Using data extracted from theOTC.today database of promoted tickers, the United States Securities and Exchange Commission offers evidence that penny stocks are a bad bet

December 18, 2016: Last Friday, the U.S. Securities and Exchange Commission's Division of Economic and Risk Analysis released its analysis of trading in OTC stocks. These issuers predominately consist of companies with penny stocks.

Data obtained from theOTC.today played a significant role in the SEC's comprehensive discussion. As mentioned several times throughout the White Paper, the SEC relied on our reporting of promotions as the basis for several components of their analysis.

The White Paper looks at three aspects of over-the-counter (OTC) stocks: (1) the recent trends in the OTC stock market structure and size; (2) the documented properties of OTC stocks; and (3) the differences in returns based on investor and stock characteristics. It reports that 10,000 OTC stocks were quoted at the end of 2013 through 2015, which generated a total trading volume of over $200 billion per year. Not surprisingly, volume is concentrated on those issues which have no registration or reporting requirements, have little to no liquidity (assets), are manipulated through false and misleading press releases and promotion campaigns. These characteristics are likely to lead to penny stock fraud. The paper reports that on average, these stocks create huge losses for traders, rarely growing into a real company. No shock there.

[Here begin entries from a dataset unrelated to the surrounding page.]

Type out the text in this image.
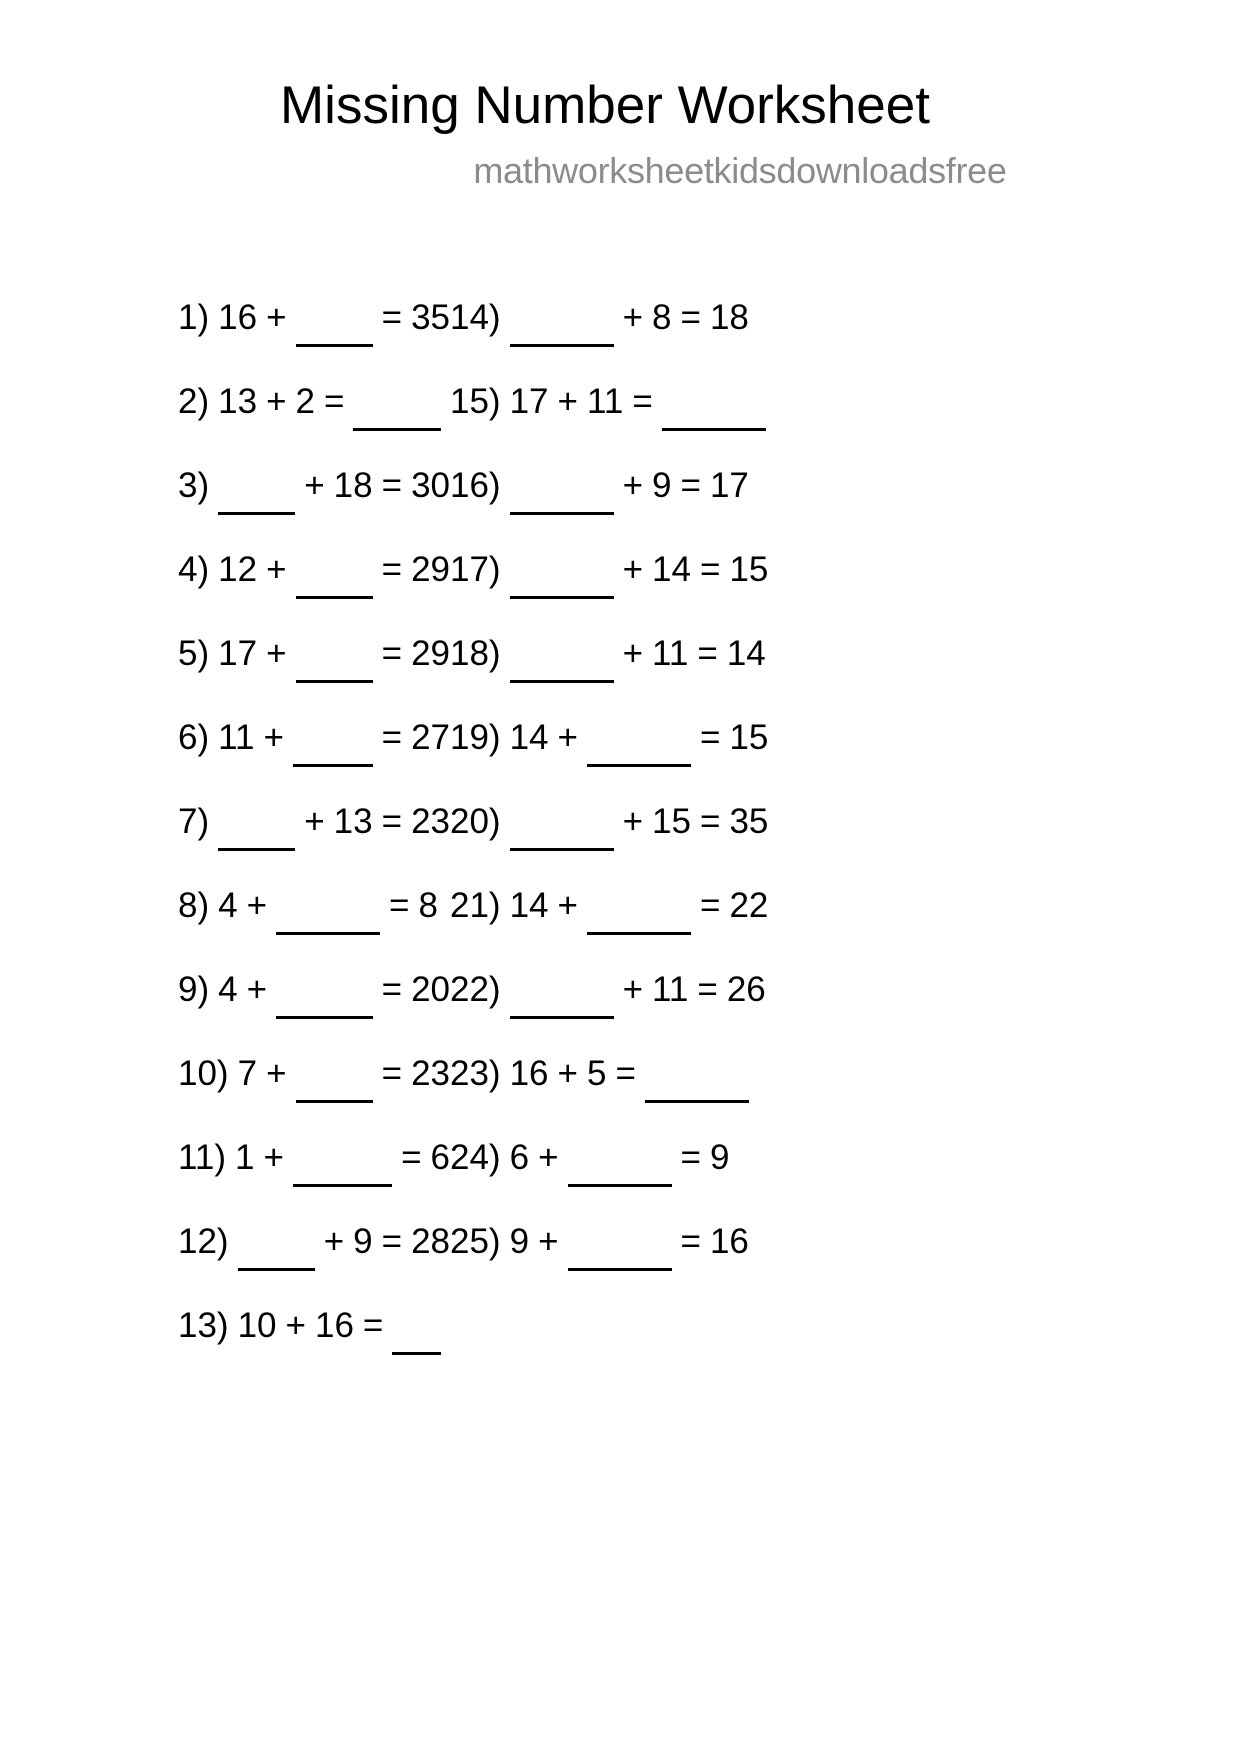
Missing Number Worksheet
mathworksheetkidsdownloadsfree
1) 16 +	= 35
2) 13 + 2 =
3)	+ 18 = 30
4) 12 +	= 29
5) 17 +	= 29
6) 11 +	= 27
7)	+ 13 = 23
8) 4 +	= 8
9) 4 +	= 20
10) 7 +	= 23
11) 1 +	= 6
12)	+ 9 = 28
13) 10 + 16 =
14)	+ 8 = 18
15) 17 + 11 =
16)	+ 9 = 17
17)	+ 14 = 15
18)	+ 11 = 14
19) 14 +	= 15
20)	+ 15 = 35
21) 14 +	= 22
22)	+ 11 = 26
23) 16 + 5 =
24) 6 +	= 9
25) 9 +	= 16
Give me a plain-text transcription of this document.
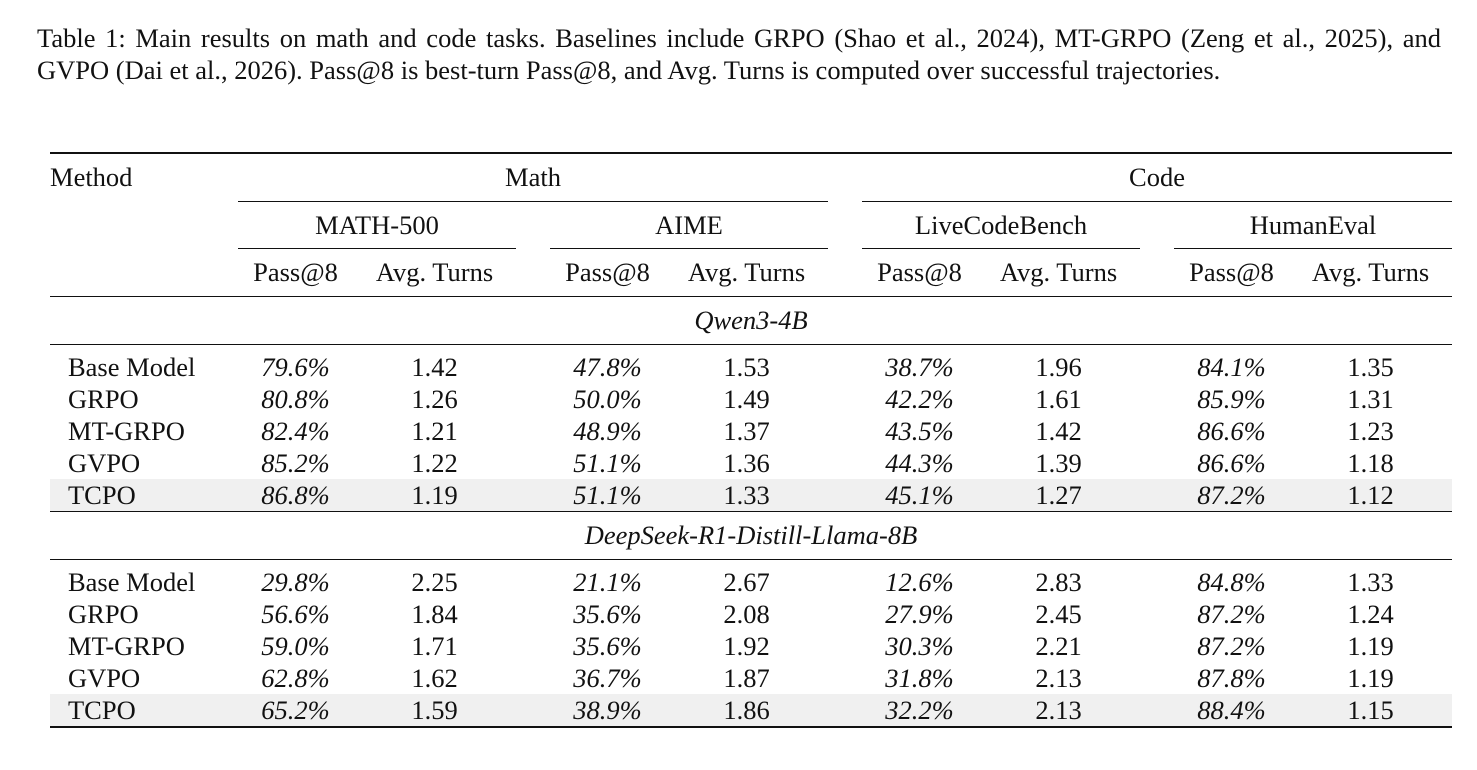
Table 1: Main results on math and code tasks. Baselines include GRPO (Shao et al., 2024), MT-GRPO (Zeng et al., 2025), and GVPO (Dai et al., 2026). Pass@8 is best-turn Pass@8, and Avg. Turns is computed over successful trajectories.
Method	Math						Code				
	MATH-500			AIME			LiveCodeBench			HumanEval	
	Pass@8	Avg. Turns		Pass@8	Avg. Turns		Pass@8	Avg. Turns		Pass@8	Avg. Turns
Qwen3-4B											
Base Model	79.6%	1.42		47.8%	1.53		38.7%	1.96		84.1%	1.35
GRPO	80.8%	1.26		50.0%	1.49		42.2%	1.61		85.9%	1.31
MT-GRPO	82.4%	1.21		48.9%	1.37		43.5%	1.42		86.6%	1.23
GVPO	85.2%	1.22		51.1%	1.36		44.3%	1.39		86.6%	1.18
TCPO	86.8%	1.19		51.1%	1.33		45.1%	1.27		87.2%	1.12
DeepSeek-R1-Distill-Llama-8B											
Base Model	29.8%	2.25		21.1%	2.67		12.6%	2.83		84.8%	1.33
GRPO	56.6%	1.84		35.6%	2.08		27.9%	2.45		87.2%	1.24
MT-GRPO	59.0%	1.71		35.6%	1.92		30.3%	2.21		87.2%	1.19
GVPO	62.8%	1.62		36.7%	1.87		31.8%	2.13		87.8%	1.19
TCPO	65.2%	1.59		38.9%	1.86		32.2%	2.13		88.4%	1.15
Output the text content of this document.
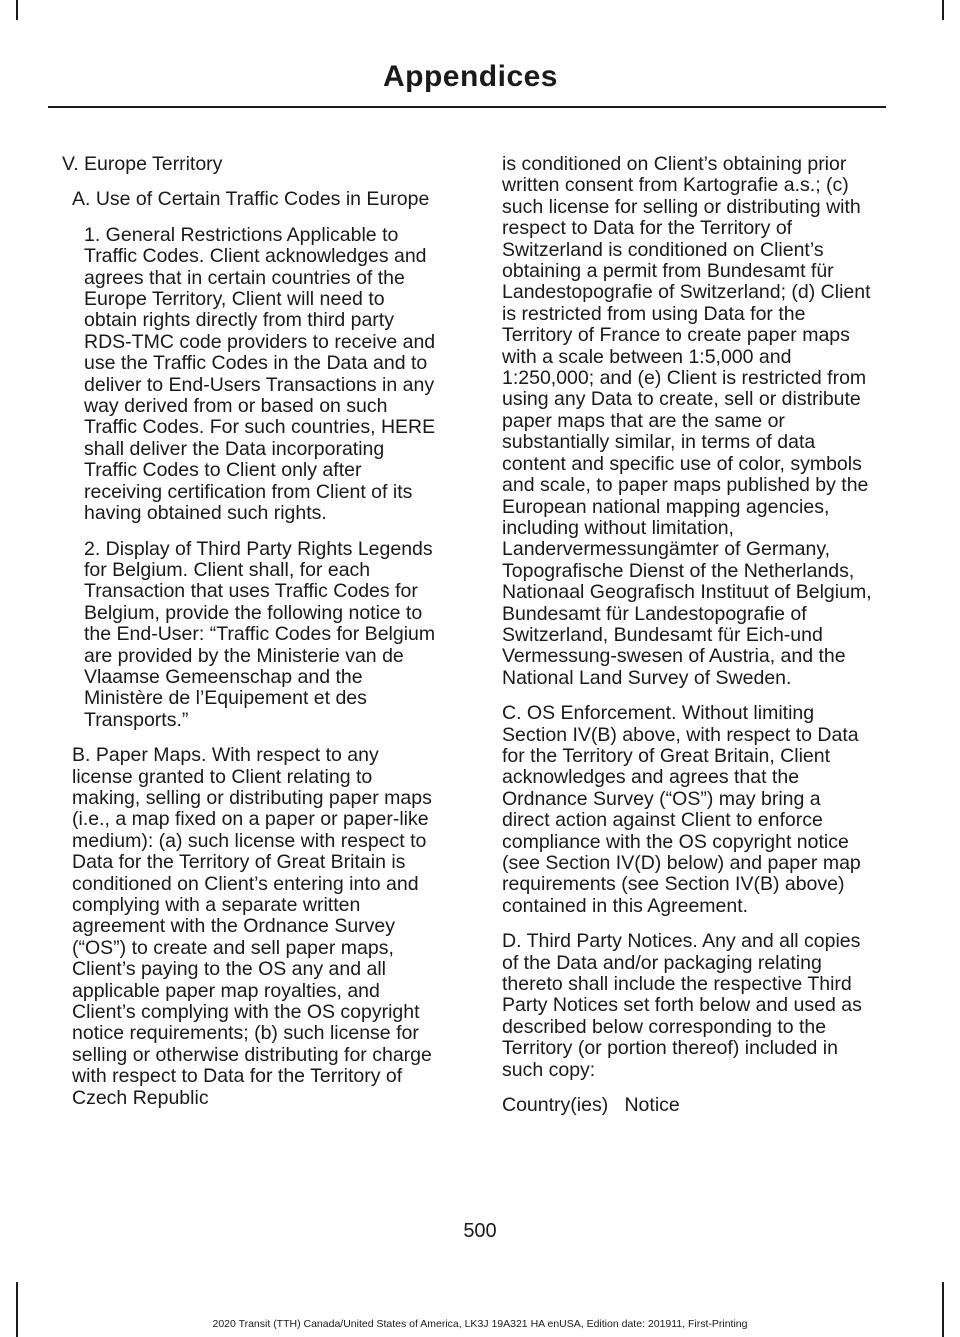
Appendices

V. Europe Territory

A. Use of Certain Traffic Codes in Europe

1. General Restrictions Applicable to Traffic Codes. Client acknowledges and agrees that in certain countries of the Europe Territory, Client will need to obtain rights directly from third party RDS-TMC code providers to receive and use the Traffic Codes in the Data and to deliver to End-Users Transactions in any way derived from or based on such Traffic Codes. For such countries, HERE shall deliver the Data incorporating Traffic Codes to Client only after receiving certification from Client of its having obtained such rights.

2. Display of Third Party Rights Legends for Belgium. Client shall, for each Transaction that uses Traffic Codes for Belgium, provide the following notice to the End-User: “Traffic Codes for Belgium are provided by the Ministerie van de Vlaamse Gemeenschap and the Ministère de l’Equipement et des Transports.”

B. Paper Maps. With respect to any license granted to Client relating to making, selling or distributing paper maps (i.e., a map fixed on a paper or paper-like medium): (a) such license with respect to Data for the Territory of Great Britain is conditioned on Client’s entering into and complying with a separate written agreement with the Ordnance Survey (“OS”) to create and sell paper maps, Client’s paying to the OS any and all applicable paper map royalties, and Client’s complying with the OS copyright notice requirements; (b) such license for selling or otherwise distributing for charge with respect to Data for the Territory of Czech Republic

is conditioned on Client’s obtaining prior written consent from Kartografie a.s.; (c) such license for selling or distributing with respect to Data for the Territory of Switzerland is conditioned on Client’s obtaining a permit from Bundesamt für Landestopografie of Switzerland; (d) Client is restricted from using Data for the Territory of France to create paper maps with a scale between 1:5,000 and 1:250,000; and (e) Client is restricted from using any Data to create, sell or distribute paper maps that are the same or substantially similar, in terms of data content and specific use of color, symbols and scale, to paper maps published by the European national mapping agencies, including without limitation, Landervermessungämter of Germany, Topografische Dienst of the Netherlands, Nationaal Geografisch Instituut of Belgium, Bundesamt für Landestopografie of Switzerland, Bundesamt für Eich-und Vermessung-swesen of Austria, and the National Land Survey of Sweden.

C. OS Enforcement. Without limiting Section IV(B) above, with respect to Data for the Territory of Great Britain, Client acknowledges and agrees that the Ordnance Survey (“OS”) may bring a direct action against Client to enforce compliance with the OS copyright notice (see Section IV(D) below) and paper map requirements (see Section IV(B) above) contained in this Agreement.

D. Third Party Notices. Any and all copies of the Data and/or packaging relating thereto shall include the respective Third Party Notices set forth below and used as described below corresponding to the Territory (or portion thereof) included in such copy:

Country(ies) Notice

500
2020 Transit (TTH) Canada/United States of America, LK3J 19A321 HA enUSA, Edition date: 201911, First-Printing
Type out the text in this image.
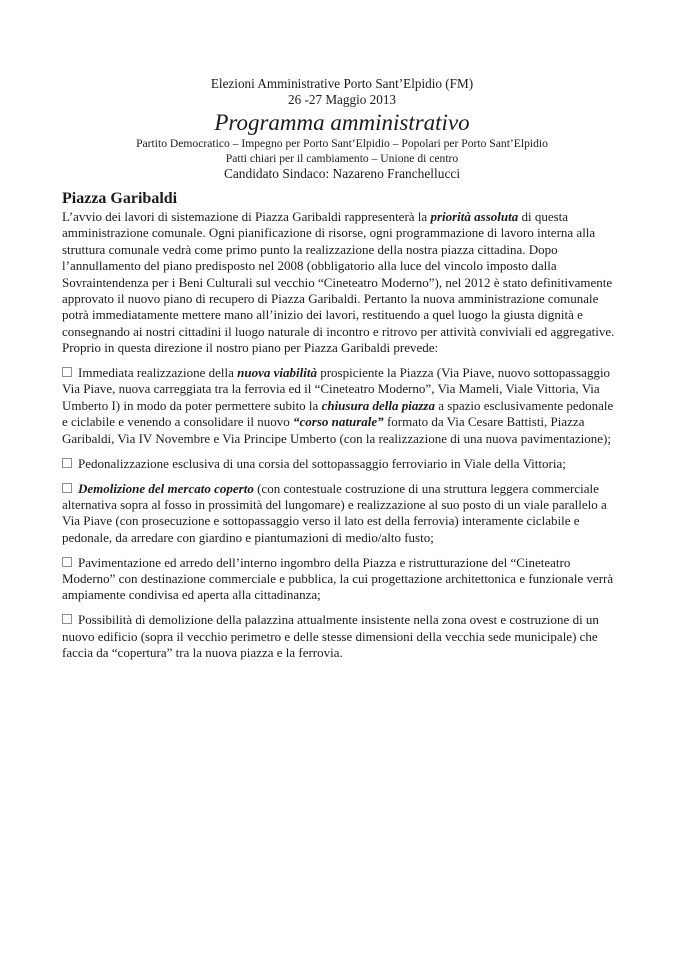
Elezioni Amministrative Porto Sant’Elpidio (FM)
26 -27 Maggio 2013
Programma amministrativo
Partito Democratico – Impegno per Porto Sant’Elpidio – Popolari per Porto Sant’Elpidio
Patti chiari per il cambiamento – Unione di centro
Candidato Sindaco: Nazareno Franchellucci
Piazza Garibaldi

L’avvio dei lavori di sistemazione di Piazza Garibaldi rappresenterà la priorità assoluta di questa amministrazione comunale. Ogni pianificazione di risorse, ogni programmazione di lavoro interna alla struttura comunale vedrà come primo punto la realizzazione della nostra piazza cittadina. Dopo l’annullamento del piano predisposto nel 2008 (obbligatorio alla luce del vincolo imposto dalla Sovraintendenza per i Beni Culturali sul vecchio “Cineteatro Moderno”), nel 2012 è stato definitivamente approvato il nuovo piano di recupero di Piazza Garibaldi. Pertanto la nuova amministrazione comunale potrà immediatamente mettere mano all’inizio dei lavori, restituendo a quel luogo la giusta dignità e consegnando ai nostri cittadini il luogo naturale di incontro e ritrovo per attività conviviali ed aggregative. Proprio in questa direzione il nostro piano per Piazza Garibaldi prevede:

Immediata realizzazione della nuova viabilità prospiciente la Piazza (Via Piave, nuovo sottopassaggio Via Piave, nuova carreggiata tra la ferrovia ed il “Cineteatro Moderno”, Via Mameli, Viale Vittoria, Via Umberto I) in modo da poter permettere subito la chiusura della piazza a spazio esclusivamente pedonale e ciclabile e venendo a consolidare il nuovo “corso naturale” formato da Via Cesare Battisti, Piazza Garibaldi, Via IV Novembre e Via Principe Umberto (con la realizzazione di una nuova pavimentazione);

Pedonalizzazione esclusiva di una corsia del sottopassaggio ferroviario in Viale della Vittoria;

Demolizione del mercato coperto (con contestuale costruzione di una struttura leggera commerciale alternativa sopra al fosso in prossimità del lungomare) e realizzazione al suo posto di un viale parallelo a Via Piave (con prosecuzione e sottopassaggio verso il lato est della ferrovia) interamente ciclabile e pedonale, da arredare con giardino e piantumazioni di medio/alto fusto;

Pavimentazione ed arredo dell’interno ingombro della Piazza e ristrutturazione del “Cineteatro Moderno” con destinazione commerciale e pubblica, la cui progettazione architettonica e funzionale verrà ampiamente condivisa ed aperta alla cittadinanza;

Possibilità di demolizione della palazzina attualmente insistente nella zona ovest e costruzione di un nuovo edificio (sopra il vecchio perimetro e delle stesse dimensioni della vecchia sede municipale) che faccia da “copertura” tra la nuova piazza e la ferrovia.
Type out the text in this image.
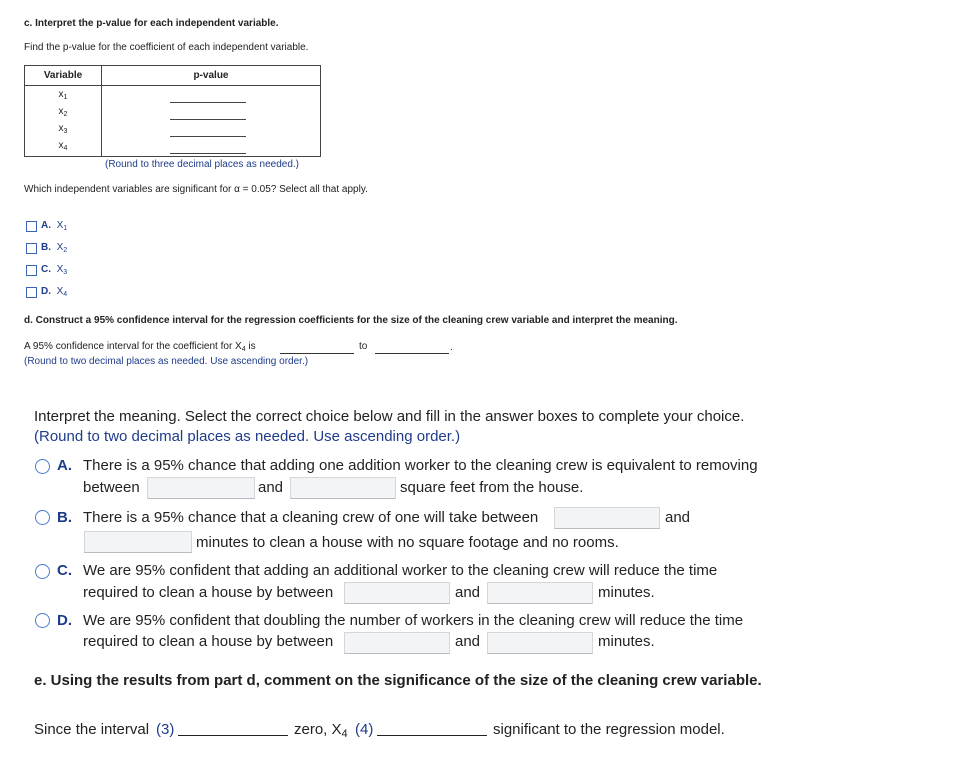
c. Interpret the p-value for each independent variable.
Find the p-value for the coefficient of each independent variable.
Variable	p-value

$x_1$
$x_2$
$x_3$
$x_4$

(Round to three decimal places as needed.)
Which independent variables are significant for α = 0.05? Select all that apply.
A. $X_1$
B. $X_2$
C. $X_3$
D. $X_4$
d. Construct a 95% confidence interval for the regression coefficients for the size of the cleaning crew variable and interpret the meaning.
A 95% confidence interval for the coefficient for $X_4$ is	to	.
(Round to two decimal places as needed. Use ascending order.)
Interpret the meaning. Select the correct choice below and fill in the answer boxes to complete your choice.
(Round to two decimal places as needed. Use ascending order.)
A. There is a 95% chance that adding one addition worker to the cleaning crew is equivalent to removing
between	and	square feet from the house.
B. There is a 95% chance that a cleaning crew of one will take between	and
minutes to clean a house with no square footage and no rooms.
C. We are 95% confident that adding an additional worker to the cleaning crew will reduce the time
required to clean a house by between	and	minutes.
D. We are 95% confident that doubling the number of workers in the cleaning crew will reduce the time
required to clean a house by between	and	minutes.
e. Using the results from part d, comment on the significance of the size of the cleaning crew variable.
Since the interval (3)	zero, $X_4$ (4)	significant to the regression model.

1.8 million trades by over 200,000 individual investors were the basis for the report. which concluded, not surprisingly, that most traders lose money on most trades. Equally unsurprising is that the worst results come from trading in promoted tickers.

Most disturbingly, seniors are reported to be a large portion of the demographic that absorbs losses in ill-intended OTC issuers. We find this plausible based on the numerous emails we've received from older traders claiming to have lost their life savings to the perpetrators of these deplorable schemes.

The White Paper is a must read for all traders in OTC issuers and will hopefully open the eyes of those who delude themselves into believing that trading in these phony baloney companies can result in profits for those other than company insiders, perpetrators of pump and dump schemes, or those traders who are sophisticated enough to take advantage of the gullibility of the average retail investor.